BOSTON – About half of patients who present with a new onset of frequent premature ventricular contractions without obvious underlying heart disease had an underlying myocardial inflammation that was often responsive to immunosuppressive treatment, according to a single-center series of 107 patients.
“Early diagnosis and appropriate treatment with immunosuppressive therapy can significantly affect the clinical course,” although large-scale, multicenter, randomized trials must confirm this as an effective management approach, Dhanunjaya Lakkireddy, MD, said at the annual scientific sessions of the Heart Rhythm Society. He stressed that the anecdotal efficacy seen in this series with immunosuppressive therapy and selected use of ablation treatment for the premature ventricular contractions (PVCs) applies only to patients with new-onset PVCs that occur at a rate of at least 5,000 during 24 hours who also have myocardial inflammation identified by a PET scan showing increased fluorodeoxyglucose (FDG) uptake.
Of the 46 patients who underwent this treatment, 31 (67%) had an optimal response – resolution of FDG uptake by the myocardium and at least an 80% cut in PVC count – and another 7 patients (15%) responded but less robustly during an average follow-up of 6 months. In contrast, six of the nine untreated patients either progressed or had no change in their disease severity, while three untreated patients showed suboptimal improvement, reported Dr. Lakkireddy, medical director of the Kansas City Heart Rhythm Institute in Overland Park, Kan.The apparent impact of immunosuppressive treatment was “profound,” Dr. Lakkireddy said. The treatment usually involved prednisone and, in many patients, a second immunosuppressant agent such as azathioprine, cyclophosphamide, or methotrexate. The results suggest “a unique opportunity to intervene early with immunosuppression to change the natural course of the disease. PVCs may be the earliest sign of a disease process” featuring myocardial inflammation.

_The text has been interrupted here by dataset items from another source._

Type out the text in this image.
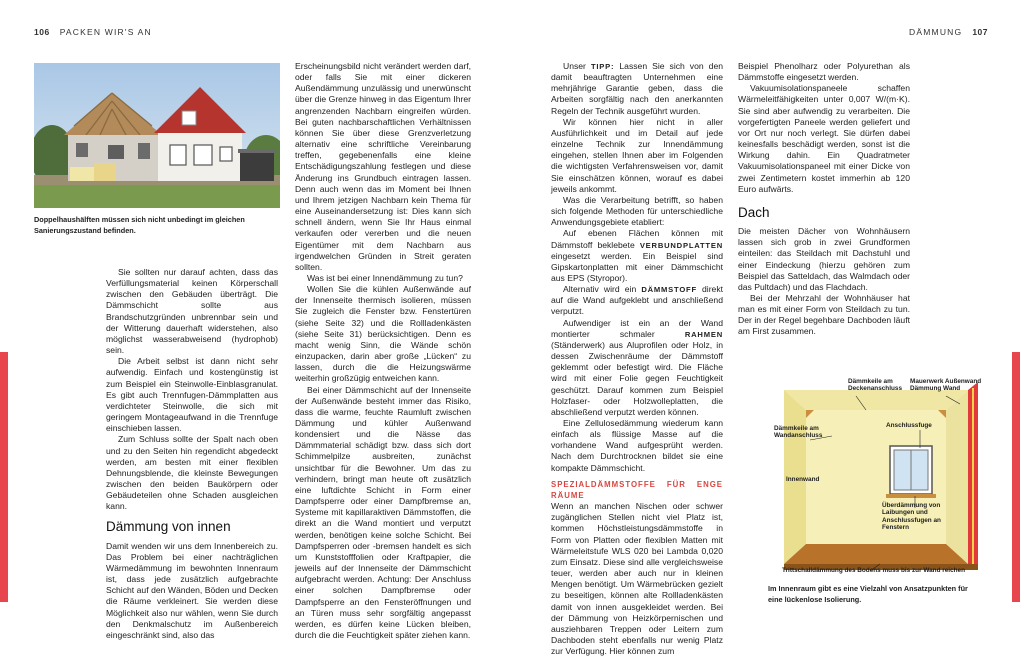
106 PACKEN WIR'S AN	DÄMMUNG 107
Doppelhaushälften müssen sich nicht unbedingt im gleichen Sanierungszustand befinden.

Sie sollten nur darauf achten, dass das Verfüllungsmaterial keinen Körperschall zwischen den Gebäuden überträgt. Die Dämmschicht sollte aus Brandschutzgründen unbrennbar sein und der Witterung dauerhaft widerstehen, also möglichst wasserabweisend (hydrophob) sein.

Die Arbeit selbst ist dann nicht sehr aufwendig. Einfach und kostengünstig ist zum Beispiel ein Steinwolle-Einblasgranulat. Es gibt auch Trennfugen-Dämmplatten aus verdichteter Steinwolle, die sich mit geringem Montageaufwand in die Trennfuge einschieben lassen.

Zum Schluss sollte der Spalt nach oben und zu den Seiten hin regendicht abgedeckt werden, am besten mit einer flexiblen Dehnungsblende, die kleinste Bewegungen zwischen den beiden Baukörpern oder Gebäudeteilen ohne Schaden ausgleichen kann.

Dämmung von innen

Damit wenden wir uns dem Innenbereich zu. Das Problem bei einer nachträglichen Wärmedämmung im bewohnten Innenraum ist, dass jede zusätzlich aufgebrachte Schicht auf den Wänden, Böden und Decken die Räume verkleinert. Sie werden diese Möglichkeit also nur wählen, wenn Sie durch den Denkmalschutz im Außenbereich eingeschränkt sind, also das

Erscheinungsbild nicht verändert werden darf, oder falls Sie mit einer dickeren Außendämmung unzulässig und unerwünscht über die Grenze hinweg in das Eigentum Ihrer angrenzenden Nachbarn eingreifen würden. Bei guten nachbarschaftlichen Verhältnissen können Sie über diese Grenzverletzung alternativ eine schriftliche Vereinbarung treffen, gegebenenfalls eine kleine Entschädigungszahlung festlegen und diese Änderung ins Grundbuch eintragen lassen. Denn auch wenn das im Moment bei Ihnen und Ihrem jetzigen Nachbarn kein Thema für eine Auseinandersetzung ist: Dies kann sich schnell ändern, wenn Sie Ihr Haus einmal verkaufen oder vererben und die neuen Eigentümer mit dem Nachbarn aus irgendwelchen Gründen in Streit geraten sollten.

Was ist bei einer Innendämmung zu tun?

Wollen Sie die kühlen Außenwände auf der Innenseite thermisch isolieren, müssen Sie zugleich die Fenster bzw. Fenstertüren (siehe Seite 32) und die Rollladenkästen (siehe Seite 31) berücksichtigen. Denn es macht wenig Sinn, die Wände schön einzupacken, darin aber große „Lücken“ zu lassen, durch die die Heizungswärme weiterhin großzügig entweichen kann.

Bei einer Dämmschicht auf der Innenseite der Außenwände besteht immer das Risiko, dass die warme, feuchte Raumluft zwischen Dämmung und kühler Außenwand kondensiert und die Nässe das Dämmmaterial schädigt bzw. dass sich dort Schimmelpilze ausbreiten, zunächst unsichtbar für die Bewohner. Um das zu verhindern, bringt man heute oft zusätzlich eine luftdichte Schicht in Form einer Dampfsperre oder einer Dampfbremse an, Systeme mit kapillaraktiven Dämmstoffen, die direkt an die Wand montiert und verputzt werden, benötigen keine solche Schicht. Bei Dampfsperren oder -bremsen handelt es sich um Kunststofffolien oder Kraftpapier, die jeweils auf der Innenseite der Dämmschicht aufgebracht werden. Achtung: Der Anschluss einer solchen Dampfbremse oder Dampfsperre an den Fensteröffnungen und an Türen muss sehr sorgfältig angepasst werden, es dürfen keine Lücken bleiben, durch die die Feuchtigkeit später ziehen kann.

Unser TIPP: Lassen Sie sich von den damit beauftragten Unternehmen eine mehrjährige Garantie geben, dass die Arbeiten sorgfältig nach den anerkannten Regeln der Technik ausgeführt wurden.

Wir können hier nicht in aller Ausführlichkeit und im Detail auf jede einzelne Technik zur Innendämmung eingehen, stellen Ihnen aber im Folgenden die wichtigsten Verfahrensweisen vor, damit Sie einschätzen können, worauf es dabei jeweils ankommt.

Was die Verarbeitung betrifft, so haben sich folgende Methoden für unterschiedliche Anwendungsgebiete etabliert:

Auf ebenen Flächen können mit Dämmstoff beklebete VERBUNDPLATTEN eingesetzt werden. Ein Beispiel sind Gipskartonplatten mit einer Dämmschicht aus EPS (Styropor).

Alternativ wird ein DÄMMSTOFF direkt auf die Wand aufgeklebt und anschließend verputzt.

Aufwendiger ist ein an der Wand montierter schmaler	RAHMEN (Ständerwerk) aus Aluprofilen oder Holz, in dessen Zwischenräume der Dämmstoff geklemmt oder befestigt wird. Die Fläche wird mit einer Folie gegen Feuchtigkeit geschützt. Darauf kommen zum Beispiel Holzfaser- oder Holzwolleplatten, die abschließend verputzt werden können.

Eine Zellulosedämmung wiederum kann einfach als flüssige Masse auf die vorhandene Wand aufgesprüht werden. Nach dem Durchtrocknen bildet sie eine kompakte Dämmschicht.

SPEZIALDÄMMSTOFFE FÜR ENGE RÄUME

Wenn an manchen Nischen oder schwer zugänglichen Stellen nicht viel Platz ist, kommen Höchstleistungsdämmstoffe in Form von Platten oder flexiblen Matten mit Wärmeleitstufe WLS 020 bei Lambda 0,020 zum Einsatz. Diese sind alle vergleichsweise teuer, werden aber auch nur in kleinen Mengen benötigt. Um Wärmebrücken gezielt zu beseitigen, können alte Rollladenkästen damit von innen ausgekleidet werden. Bei der Dämmung von Heizkörpernischen und ausziehbaren Treppen oder Leitern zum Dachboden steht ebenfalls nur wenig Platz zur Verfügung. Hier können zum

Beispiel Phenolharz oder Polyurethan als Dämmstoffe eingesetzt werden.

Vakuumisolationspaneele schaffen Wärmeleitfähigkeiten unter 0,007 W/(m·K). Sie sind aber aufwendig zu verarbeiten. Die vorgefertigten Paneele werden geliefert und vor Ort nur noch verlegt. Sie dürfen dabei keinesfalls beschädigt werden, sonst ist die Wirkung dahin. Ein Quadratmeter Vakuumisolationspaneel mit einer Dicke von zwei Zentimetern kostet immerhin ab 120 Euro aufwärts.

Dach

Die meisten Dächer von Wohnhäusern lassen sich grob in zwei Grundformen einteilen: das Steildach mit Dachstuhl und einer Eindeckung (hierzu gehören zum Beispiel das Satteldach, das Walmdach oder das Pultdach) und das Flachdach.

Bei der Mehrzahl der Wohnhäuser hat man es mit einer Form von Steildach zu tun. Der in der Regel begehbare Dachboden läuft am First zusammen.

Dämmkeile am Deckenanschluss
Mauerwerk Außenwand Dämmung Wand
Dämmkeile am Wandanschluss
Anschlussfuge
Innenwand
Überdämmung von Laibungen und Anschlussfugen an Fenstern
Trittschalldämmung des Bodens muss bis zur Wand reichen
Im Innenraum gibt es eine Vielzahl von Ansatzpunkten für eine lückenlose Isolierung.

The data came from the Myocarditis and Ventricular Arrhythmia (MAVERIC) registry that Dr. Lakkireddy and his associates started because “we began seeing patients referred for ablations without underlying heart disease who had suddenly presented with a lot of PVCs,” he recalled, an observation that led them to systematically study these patients in an “arduous” process that involved several tests. One hundred seven patients met the registry’s inclusion criteria for new onset of frequent PVCs without apparent underlying heart disease, and roughly half of these patients showed clear evidence of myocardial inflammation by FDG and PET imaging. “If the PET is negative, I don’t worry about myocarditis, “ Dr. Lakkireddy said.
The 55 patients with apparent myocarditis on PET imaging, out of the 107 patients examined generally, had lower left ventricular (LV) ejection fractions averaging 46%, compared with 51% among the patients without myocarditis The patients with myocarditis further subdivided into 27 with preserved LV function, with an average ejection fraction of 60%, and 28 with a reduced LV function, with an average ejection fraction of 40%. The researchers saw an optimal response to immunosuppressive therapy in 18 of the 23 patients (78%) with preserved ejection fractions who received this treatment and in 13 of the 24 patients (54%) with diminished LV ejection fractions who got immunosuppressive therapy.
Twenty-eight of the 55 patients with myocarditis on PET imaging underwent a right-sided biopsy during their work-up, and 13 of these 28 biopsies (46%) showed a lymphocytic infiltrate of a type often seen in patients with postviral myocarditis. Seven of the 28 biopsied patients (25%) had completely normal-appearing cardiac tissue.
Dr. Lakkireddy has been a consultant to or has received research support from Biosense Webster, Boehinger Ingelheim, Bristol-Myers Squibb, Estech, Janssen, Pfizer, SentreHeart, and St. Jude.